I have to say that recovery was not something easy, it has taken over two years and every now and again I still get tendencies to restrict. It is the ability to be able to override the negative script in my head that ensures I don’t go back down that road. As much as I thought I would be able to work with women going through what I went through, my observations on the weekend showed me just how hard that would be. There is no magic mantra, pill, herbal tea or yoga pose that can ‘cure’ someone. I think the last thing someone in that situation wants to hear is just how long their recovery may take and that it is going to be so much more than just eating more.

 

Any form of obsessive behaviour, whether eating related or not, stems from something far deeper than the obsession itself. For me it wasn’t about the food. It was about dealing with my lack of self-love and acceptance. Getting over sudden rejection and my inability to reach my unrealistic expectations.
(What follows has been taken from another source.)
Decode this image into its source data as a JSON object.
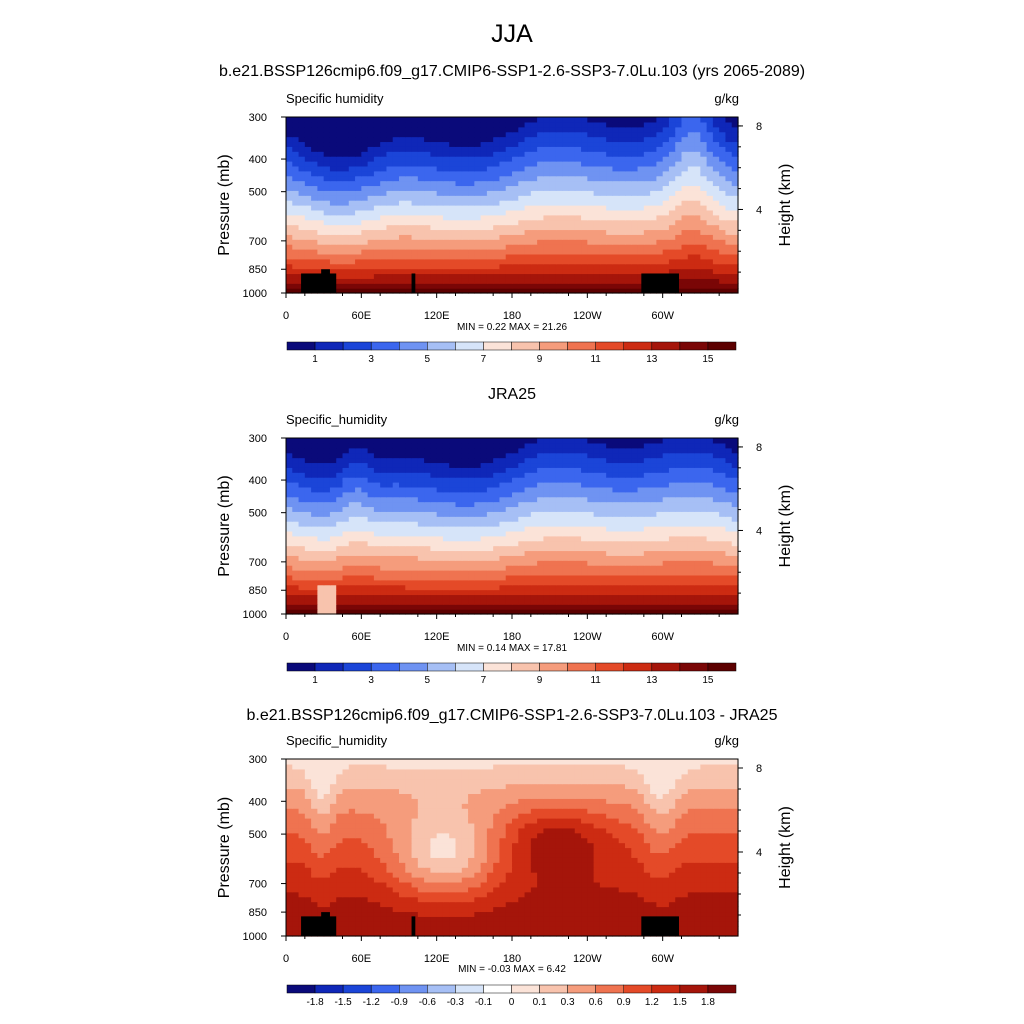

Overcoming those things could not have happened by simply upping my portion sizes and exercises less. It helped but it didn’t ‘fix’ me. It helped in the sense in that it provided my body with the nourishment it needed so that my brain could think clearly and rationally again.

 

Like I said before, there is no miracle cure. We all have our demons and that isn’t always a bad thing. Instead of always trying to fight them, maybe sometimes we need to listen to them and what they are saying. It is amazing what you can learn by simply listening and asking questions about why they have come to you. It is our responsibility as human beings to work with our demons so that they can become manageable and sent packing when you are ready to let them go completely.

 

I understand that this might not be useful take-away information for those wanting to help a friend in need. I just think that each individual and situation is so unique that I cannot make a sweeping generalisation of what to do and what not to do.

 

What I can say is this, just provide ongoing love and support. Keep them in your prayers. Ask them questions if they look down. Encourage them when they have achieved something. Compliment them on their humanistic qualities rather than their physical attributes. Really listen to them when they’re talking to you (don’t look at your phone even if it vibrates). Spend time with them. Make them feel really loved and valued.

 

“Never underestimate the infinite love within you. It has the power to transform lives” ― Mimi Novic.

 

My AMAZING family still smiled and stood by my side even as I started to fade away. Their undying love for me was something i could never thank her enough for. 

 

 

 

 

2015 - Probably one of the scariest photos to look at... it was just after this was taken that I started to really open my heart to all the love that surrounded me and continues to surround me today. 

 

2019 - Smiling even though i am in a fritter coma....note to self taste testing batter and then eating fritters can lead to a full and satisfied tummy.